Medical research was always my passion, but my first degree was in Zoology. I wanted to do some work on spider toxins here in Nottingham but I got a 2:2 in my degree, which meant that my PhD place wasn’t awarded. I was expected to get a first so it was a bit of a shock. I got a job as a research assistant working on breast cancer, particularly on how the arm swells up after breast cancer treatment. There was an opportunity to do a PhD on how the smallest blood vessels control fluid movement across blood vessel walls, and I loved it. I met other people who were the most intelligent people I ever met. One of them asked me if I like to go and work to California as a postdoc, and… well, why wouldn’t you?
It was at the University of California Davis. I worked on how blood vessels control fluid transport across the vessel wall. VEGF was discovered at Genentech just down the road, in 1989-90. And I was there in 1993. I got some VEGF and applied it to blood vessels to see what happened to escape of fluid into the tissues. The results were dramatic, and I’ve been working on VEGF ever since.
How would you say your research affects the average person?

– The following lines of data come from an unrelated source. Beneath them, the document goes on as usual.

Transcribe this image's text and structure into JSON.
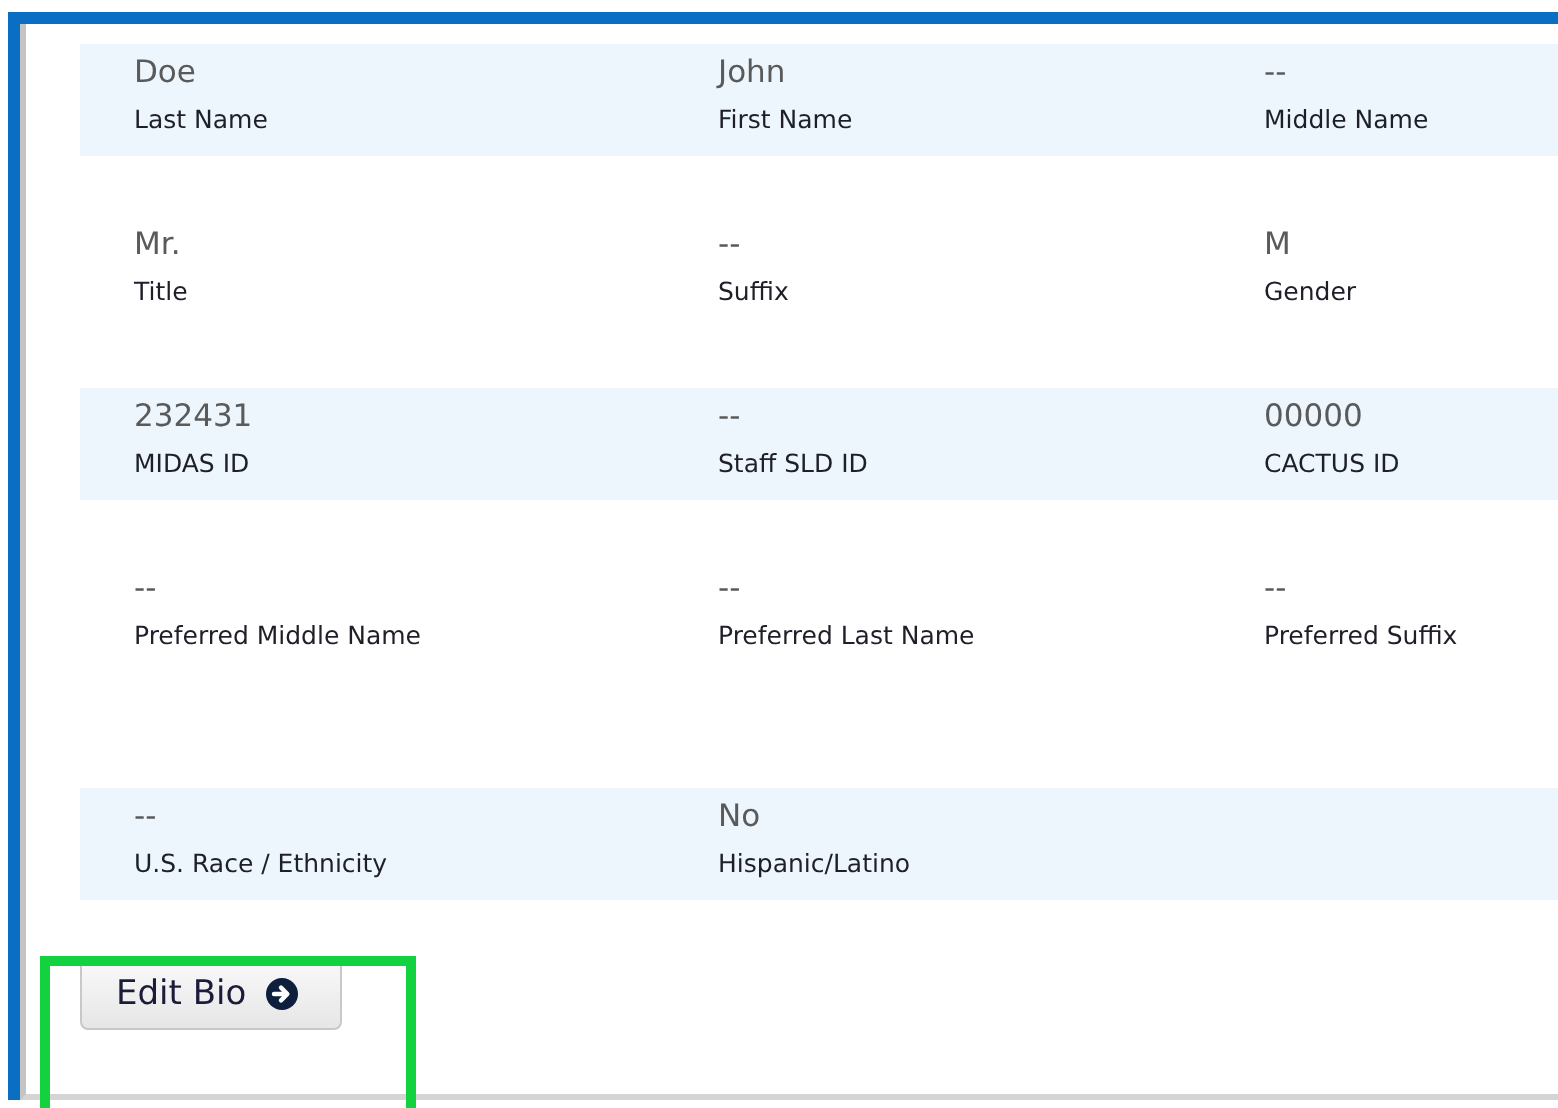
{
  "rows": [
    {
      "fields": [
        {
          "value": "Doe",
          "label": "Last Name"
        },
        {
          "value": "John",
          "label": "First Name"
        },
        {
          "value": "--",
          "label": "Middle Name"
        }
      ]
    },
    {
      "fields": [
        {
          "value": "Mr.",
          "label": "Title"
        },
        {
          "value": "--",
          "label": "Suffix"
        },
        {
          "value": "M",
          "label": "Gender"
        }
      ]
    },
    {
      "fields": [
        {
          "value": "232431",
          "label": "MIDAS ID"
        },
        {
          "value": "--",
          "label": "Staff SLD ID"
        },
        {
          "value": "00000",
          "label": "CACTUS ID"
        }
      ]
    },
    {
      "fields": [
        {
          "value": "--",
          "label": "Preferred Middle Name"
        },
        {
          "value": "--",
          "label": "Preferred Last Name"
        },
        {
          "value": "--",
          "label": "Preferred Suffix"
        }
      ]
    },
    {
      "fields": [
        {
          "value": "--",
          "label": "U.S. Race / Ethnicity"
        },
        {
          "value": "No",
          "label": "Hispanic/Latino"
        }
      ]
    }
  ],
  "button": {
    "label": "Edit Bio",
    "highlighted": true
  }
}
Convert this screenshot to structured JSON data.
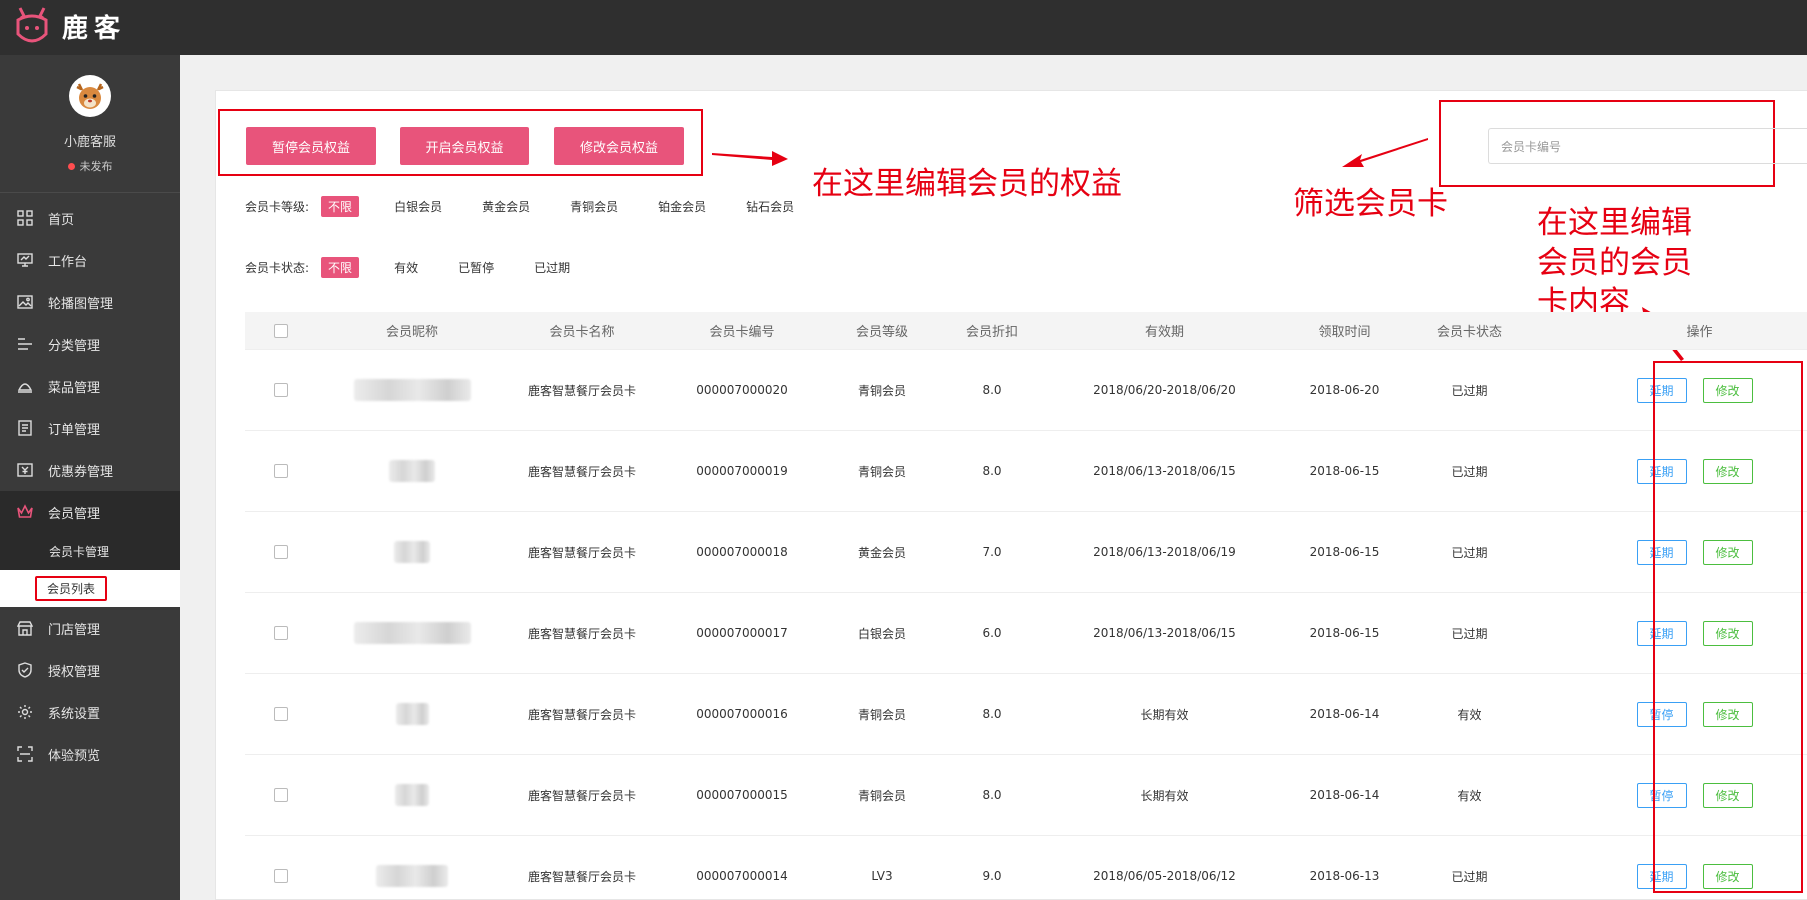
{
  "brand": {
    "name": "鹿客",
    "accent": "#e8547b",
    "annotation_color": "#e60012"
  },
  "profile": {
    "name": "小鹿客服",
    "status": "未发布"
  },
  "nav": [
    {
      "label": "首页",
      "icon": "grid-icon"
    },
    {
      "label": "工作台",
      "icon": "monitor-icon"
    },
    {
      "label": "轮播图管理",
      "icon": "image-icon"
    },
    {
      "label": "分类管理",
      "icon": "list-icon"
    },
    {
      "label": "菜品管理",
      "icon": "dish-icon"
    },
    {
      "label": "订单管理",
      "icon": "document-icon"
    },
    {
      "label": "优惠券管理",
      "icon": "coupon-icon"
    },
    {
      "label": "会员管理",
      "icon": "crown-icon",
      "active": true
    },
    {
      "label": "门店管理",
      "icon": "store-icon"
    },
    {
      "label": "授权管理",
      "icon": "shield-icon"
    },
    {
      "label": "系统设置",
      "icon": "gear-icon"
    },
    {
      "label": "体验预览",
      "icon": "scan-icon"
    }
  ],
  "subnav": [
    {
      "label": "会员卡管理"
    },
    {
      "label": "会员列表",
      "selected": true
    }
  ],
  "actions": {
    "pause": "暂停会员权益",
    "open": "开启会员权益",
    "edit": "修改会员权益"
  },
  "annotations": {
    "rights": "在这里编辑会员的权益",
    "filter": "筛选会员卡",
    "card": "在这里编辑\n会员的会员\n卡内容"
  },
  "search": {
    "placeholder": "会员卡编号"
  },
  "filters": {
    "level": {
      "label": "会员卡等级:",
      "options": [
        "不限",
        "白银会员",
        "黄金会员",
        "青铜会员",
        "铂金会员",
        "钻石会员"
      ],
      "selected": "不限"
    },
    "status": {
      "label": "会员卡状态:",
      "options": [
        "不限",
        "有效",
        "已暂停",
        "已过期"
      ],
      "selected": "不限"
    }
  },
  "table": {
    "headers": [
      "会员昵称",
      "会员卡名称",
      "会员卡编号",
      "会员等级",
      "会员折扣",
      "有效期",
      "领取时间",
      "会员卡状态",
      "操作"
    ],
    "rows": [
      {
        "card_name": "鹿客智慧餐厅会员卡",
        "card_no": "000007000020",
        "level": "青铜会员",
        "discount": "8.0",
        "validity": "2018/06/20-2018/06/20",
        "received": "2018-06-20",
        "status": "已过期",
        "op1": "延期",
        "op2": "修改",
        "blur_width": 0.9
      },
      {
        "card_name": "鹿客智慧餐厅会员卡",
        "card_no": "000007000019",
        "level": "青铜会员",
        "discount": "8.0",
        "validity": "2018/06/13-2018/06/15",
        "received": "2018-06-15",
        "status": "已过期",
        "op1": "延期",
        "op2": "修改",
        "blur_width": 0.35
      },
      {
        "card_name": "鹿客智慧餐厅会员卡",
        "card_no": "000007000018",
        "level": "黄金会员",
        "discount": "7.0",
        "validity": "2018/06/13-2018/06/19",
        "received": "2018-06-15",
        "status": "已过期",
        "op1": "延期",
        "op2": "修改",
        "blur_width": 0.28
      },
      {
        "card_name": "鹿客智慧餐厅会员卡",
        "card_no": "000007000017",
        "level": "白银会员",
        "discount": "6.0",
        "validity": "2018/06/13-2018/06/15",
        "received": "2018-06-15",
        "status": "已过期",
        "op1": "延期",
        "op2": "修改",
        "blur_width": 0.9
      },
      {
        "card_name": "鹿客智慧餐厅会员卡",
        "card_no": "000007000016",
        "level": "青铜会员",
        "discount": "8.0",
        "validity": "长期有效",
        "received": "2018-06-14",
        "status": "有效",
        "op1": "暂停",
        "op2": "修改",
        "blur_width": 0.25
      },
      {
        "card_name": "鹿客智慧餐厅会员卡",
        "card_no": "000007000015",
        "level": "青铜会员",
        "discount": "8.0",
        "validity": "长期有效",
        "received": "2018-06-14",
        "status": "有效",
        "op1": "暂停",
        "op2": "修改",
        "blur_width": 0.26
      },
      {
        "card_name": "鹿客智慧餐厅会员卡",
        "card_no": "000007000014",
        "level": "LV3",
        "discount": "9.0",
        "validity": "2018/06/05-2018/06/12",
        "received": "2018-06-13",
        "status": "已过期",
        "op1": "延期",
        "op2": "修改",
        "blur_width": 0.55
      }
    ]
  }
}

My research is based around how blood vessels grow which affects how people develop cancers, how people go blind, and many other diseases. The major treatment for the most common cause of blindness is injection of Anti-VEGF antibodies directly into your eyeball. My early work was on how VEGF functions, and there are now many drugs on the market that target that mechanism. We worked with drug companies, including AstraZeneca and Genentech. When people get treated for blindness, or for cancer, which involves targeting VEGF, my work will have contributed towards that.
What’s been the greatest moment of your career so far?
The greatest moment of your life tends to be the birth of your children. The births of my children both coincided with the publication of the two most important papers in my career, so it sort of took the shine off the papers! The first one was the description of the anti angiogenic VEGF that I discovered. The second paper, coinciding with the birth of my daughter, showed that it actually worked, that it blocked blood vessel growth in the eye, and stopped cancers growing in mice.
Looking at the DNA sequence when we first identified this other form of VEGF and immediately understanding its importance was also a pretty phenomenal moment. The first time I gave VEGF to the blood vessel and saw it explode was also unforgettable. Recently, I showed a piece of data which I think indicates we may have a treatment for kidney disease. Every few months, somebody will show me a piece of data that just goes “Wow, it works!” We also saw this molecule that inhibited diabetic neuropathy, a pain killer. We’ve got data on VEGF blocking lung disease. It’s astonishing. Those sorts of things are great.
People don’t tell me what the results are ahead of a lab meeting because they want to show them to me in front of everybody else and see my reaction. It’s great.
Professor of Oncology David Bates, Faculty of Medicine and Health Sciences, is Director of the University of Nottingham’s Centre for Cancer Sciences.